Sour Economy Tests `For Better For Worse' Marriage Vows
- 2009 3 Jan
Money has gotten so tight for Mary Brown and her husband that she has taken a part-time job as a stripper.
"A furniture stripper," she explains with a devilish laugh.
A sense of humor has pulled the Browns through hard times, but even that's evaporating as the couple -- married for 18 years and with five children -- struggle to keep up with their bills. Every month, the high-interest loan they took out to buy a house in Cleveland gobbles up half their income, and what's left barely covers utilities and food.
Her husband, Shawn, 40, escapes from stress by spending 12 hours a day or more on the road as a truck driver.
When he gets home, he prefers to talk calmly about the bills in the privacy of their bedroom. "Not me," says Mary, 34. By then, she has fretted over finances so much that "I'm screaming, `The bills got to be paid, give me some money!'"
Like many couples in this dismal economy, the Browns are turning to experts for help. Together they attended a homeowners workshop last month and are trying to renegotiate their loan before their adjustable mortgage resets in January.
Clergy, therapists, debt counselors and others in the financial industry report hearing from more distressed couples struggling with a recession-era grab bag of troubles, from job loss and foreclosure to receding retirement accounts and uninsured illnesses.
Joe Rock, a therapist in suburban Rocky River, Ohio, says he has never had so many clients dealing with joblessness in his 25 years of practice. "In the last week, I saw 15 people who are out of work or who own a business that's failing," he said.
One byproduct of the economy, some experts say, is that fewer couples are calling it quits. In Cleveland's Cuyahoga County, the divorce rate has been shrinking steadily over the past three years.
"People are rethinking divorces," said Rock. "They realize they can't even afford attorneys," much less the cost of supporting two households.
Some say the sour economy is accomplishing a moral turnaround that ministers couldn't: convincing couples to not walk away when things get tough, but rather to forgive each other and remain committed to their vows, "for better, for worse, for richer, for poorer."

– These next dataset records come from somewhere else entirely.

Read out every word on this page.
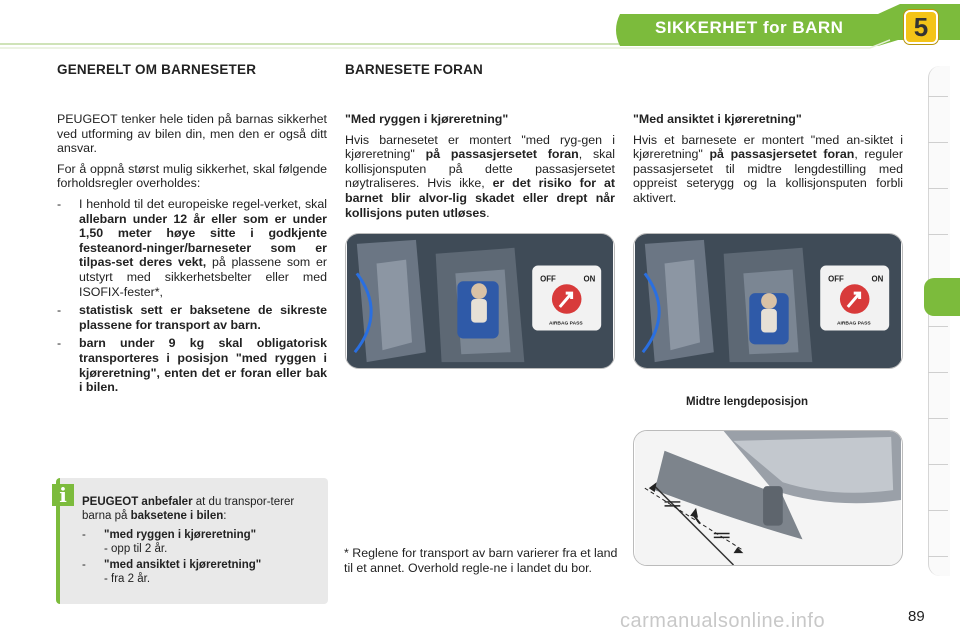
SIKKERHET for BARN	5
GENERELT OM BARNESETER

PEUGEOT tenker hele tiden på barnas sikkerhet ved utforming av bilen din, men den er også ditt ansvar.

For å oppnå størst mulig sikkerhet, skal følgende forholdsregler overholdes:

-	I henhold til det europeiske regel-verket, skal allebarn under 12 år eller som er under 1,50 meter høye sitte i godkjente festeanord-ninger/barneseter som er tilpas-set deres vekt, på plassene som er utstyrt med sikkerhetsbelter eller med ISOFIX-fester*,
-	statistisk sett er baksetene de sikreste plassene for transport av barn.
-	barn under 9 kg skal obligatorisk transporteres i posisjon "med ryggen i kjøreretning", enten det er foran eller bak i bilen.
i	PEUGEOT anbefaler at du transpor-terer barna på baksetene i bilen:

-	"med ryggen i kjøreretning"
- opp til 2 år.
-	"med ansiktet i kjøreretning"
- fra 2 år.
BARNESETE FORAN
"Med ryggen i kjøreretning"

Hvis barnesetet er montert "med ryg-gen i kjøreretning" på passasjersetet foran, skal kollisjonsputen på dette passasjersetet nøytraliseres. Hvis ikke, er det risiko for at barnet blir alvor-lig skadet eller drept når kollisjons puten utløses.

"Med ansiktet i kjøreretning"

Hvis et barnesete er montert "med an-siktet i kjøreretning" på passasjersetet foran, reguler passasjersetet til midtre lengdestilling med oppreist seterygg og la kollisjonsputen forbli aktivert.

OFF	ON
AIRBAG PASS
OFF	ON
AIRBAG PASS
Midtre lengdeposisjon
* Reglene for transport av barn varierer fra et land til et annet. Overhold regle-ne i landet du bor.
carmanualsonline.info	89
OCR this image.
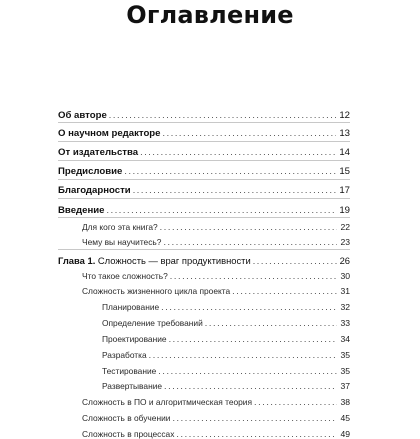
Оглавление
Об авторе .....	12
О научном редакторе .....	13
От издательства .....	14
Предисловие .....	15
Благодарности .....	17
Введение .....	19
Для кого эта книга? .....	22
Чему вы научитесь? .....	23
Глава 1. Сложность — враг продуктивности .....	26
Что такое сложность? .....	30
Сложность жизненного цикла проекта .....	31
Планирование .....	32
Определение требований .....	33
Проектирование .....	34
Разработка .....	35
Тестирование .....	35
Развертывание .....	37
Сложность в ПО и алгоритмическая теория .....	38
Сложность в обучении .....	45
Сложность в процессах .....	49
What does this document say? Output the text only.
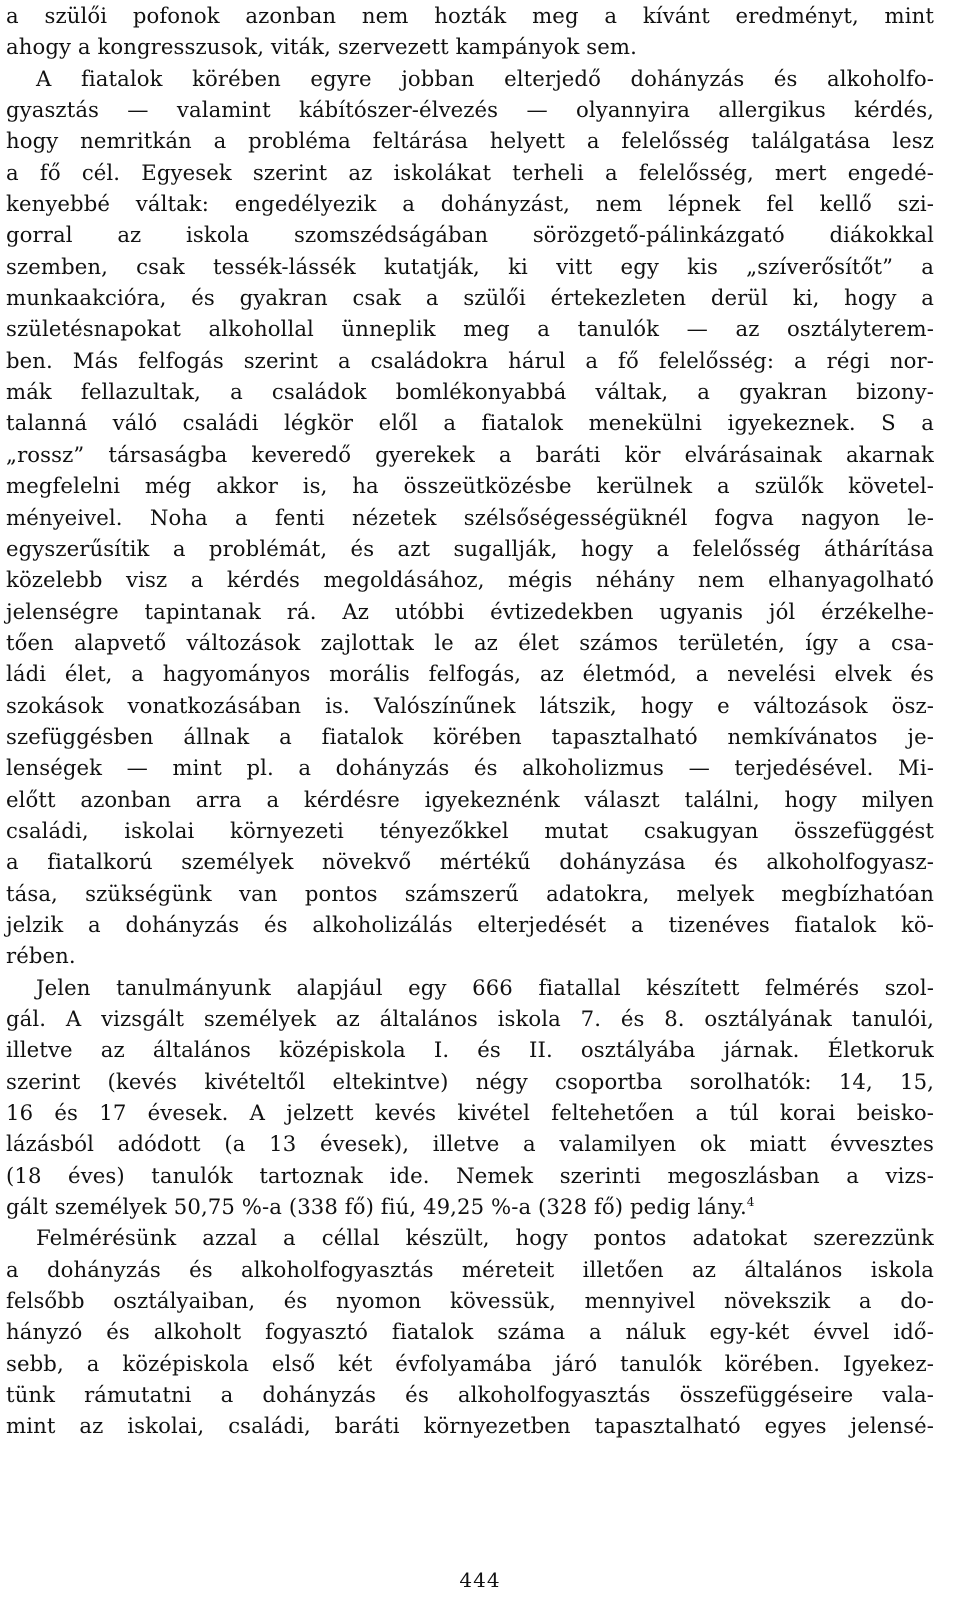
a szülői pofonok azonban nem hozták meg a kívánt eredményt, mint
ahogy a kongresszusok, viták, szervezett kampányok sem.
A fiatalok körében egyre jobban elterjedő dohányzás és alkoholfo-
gyasztás — valamint kábítószer-élvezés — olyannyira allergikus kérdés,
hogy nemritkán a probléma feltárása helyett a felelősség találgatása lesz
a fő cél. Egyesek szerint az iskolákat terheli a felelősség, mert engedé-
kenyebbé váltak: engedélyezik a dohányzást, nem lépnek fel kellő szi-
gorral az iskola szomszédságában sörözgető-pálinkázgató diákokkal
szemben, csak tessék-lássék kutatják, ki vitt egy kis „szíverősítőt” a
munkaakcióra, és gyakran csak a szülői értekezleten derül ki, hogy a
születésnapokat alkohollal ünneplik meg a tanulók — az osztályterem-
ben. Más felfogás szerint a családokra hárul a fő felelősség: a régi nor-
mák fellazultak, a családok bomlékonyabbá váltak, a gyakran bizony-
talanná váló családi légkör elől a fiatalok menekülni igyekeznek. S a
„rossz” társaságba keveredő gyerekek a baráti kör elvárásainak akarnak
megfelelni még akkor is, ha összeütközésbe kerülnek a szülők követel-
ményeivel. Noha a fenti nézetek szélsőségességüknél fogva nagyon le-
egyszerűsítik a problémát, és azt sugallják, hogy a felelősség áthárítása
közelebb visz a kérdés megoldásához, mégis néhány nem elhanyagolható
jelenségre tapintanak rá. Az utóbbi évtizedekben ugyanis jól érzékelhe-
tően alapvető változások zajlottak le az élet számos területén, így a csa-
ládi élet, a hagyományos morális felfogás, az életmód, a nevelési elvek és
szokások vonatkozásában is. Valószínűnek látszik, hogy e változások ösz-
szefüggésben állnak a fiatalok körében tapasztalható nemkívánatos je-
lenségek — mint pl. a dohányzás és alkoholizmus — terjedésével. Mi-
előtt azonban arra a kérdésre igyekeznénk választ találni, hogy milyen
családi, iskolai környezeti tényezőkkel mutat csakugyan összefüggést
a fiatalkorú személyek növekvő mértékű dohányzása és alkoholfogyasz-
tása, szükségünk van pontos számszerű adatokra, melyek megbízhatóan
jelzik a dohányzás és alkoholizálás elterjedését a tizenéves fiatalok kö-
rében.
Jelen tanulmányunk alapjául egy 666 fiatallal készített felmérés szol-
gál. A vizsgált személyek az általános iskola 7. és 8. osztályának tanulói,
illetve az általános középiskola I. és II. osztályába járnak. Életkoruk
szerint (kevés kivételtől eltekintve) négy csoportba sorolhatók: 14, 15,
16 és 17 évesek. A jelzett kevés kivétel feltehetően a túl korai beisko-
lázásból adódott (a 13 évesek), illetve a valamilyen ok miatt évvesztes
(18 éves) tanulók tartoznak ide. Nemek szerinti megoszlásban a vizs-
gált személyek 50,75 %-a (338 fő) fiú, 49,25 %-a (328 fő) pedig lány.$^4$
Felmérésünk azzal a céllal készült, hogy pontos adatokat szerezzünk
a dohányzás és alkoholfogyasztás méreteit illetően az általános iskola
felsőbb osztályaiban, és nyomon kövessük, mennyivel növekszik a do-
hányzó és alkoholt fogyasztó fiatalok száma a náluk egy-két évvel idő-
sebb, a középiskola első két évfolyamába járó tanulók körében. Igyekez-
tünk rámutatni a dohányzás és alkoholfogyasztás összefüggéseire vala-
mint az iskolai, családi, baráti környezetben tapasztalható egyes jelensé-
444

That's heartening news for Ronald Klein, pastor of missions and care at Parkside Church in Chagrin Falls, Ohio, where he has never seen such a long waiting list of couples seeking emotional guidance and financial help. Couples seem more willing than they were five or 10 years ago to seek marital counseling, said Klein, who has been providing pastoral care for nearly 50 years.
Overall, the divorce dip is a healthy trend, so long as couples aren't remaining in abusive relationships, said Linda Johanek, executive director of Cleveland's Domestic Violence Center. Economic woes are affecting those relationships, too, making "leaving or divorcing less of an option now because finances are so bad," Johanek said.
Victims shouldn't stay in an unhealthy relationship, she said, but instead work with trained advocates to plan a safe exit strategy. In marriages where violence isn't an issue, the threatening economy is forcing many to come to grips with how well they handle conflict.
"Sometimes I ride him a little too hard," Mary Brown admitted of her financial confrontations with her husband. "It's stressful. I'm constantly telling him, `You have to find a way to make this work.'"
Other couples avoid any discussion of financial problems. Said Andrea Kinast, foreclosure mediator for Cuyahoga County Common Pleas Court, "Some women call into our office after they've found out their husband stopped making mortgage payments. There wasn't enough money and he didn't want to tell her.
"She's worried so she makes the call but she doesn't want the husband to know," Kinast said. "It's a tense situation and a delicate one."
Yet, fear might be just the thing that can save a couple from financial disaster, believes Karin Maloney Stifler, a certified financial planner.
"I've never seen a case in my 18 years of doing this where there hasn't been a reason to have hope," she said. "Through any kind of crisis, whether it's health or financial, families can grow closer and stronger."
Just like a high cholesterol score might persuade a person to cut out french fries, the economic downturn can scare today's couples into cutting their expenses, especially if they're habitual overspenders.
Stifler knows of one affluent couple caught off-guard when their money faucet abruptly dried up. They had no savings to fall back on when the husband's salary and bonuses were cut drastically.
Together they agreed to trim the fat from their budget and enlisted their children in the effort, Stifler said. Both kids opted to cut their tuition bills in half by switching from out-of-state private universities to state schools.
"The parents wanted this to be a lesson for the kids -- to live within your means," Stifler said.
Now is the time to build creative conflict resolution into a relationship, said Rock, the therapist. Be open-minded in brainstorming solutions, instead of insisting that your partner do things your way.
A couple at war over how much to spend on holiday gifts may have stormed away from the argument in the past, he said, but an empty bank account is just the thing to make them sit down and negotiate.
But don't wait until you're at the breaking point, advised Klein, the Parkside pastor.
He said it's too late for him to help "when the sheriff is on his way to foreclose. We regrettably don't see people coming in early enough."
Margaret Bernstein writes for The Plain Dealer in Cleveland.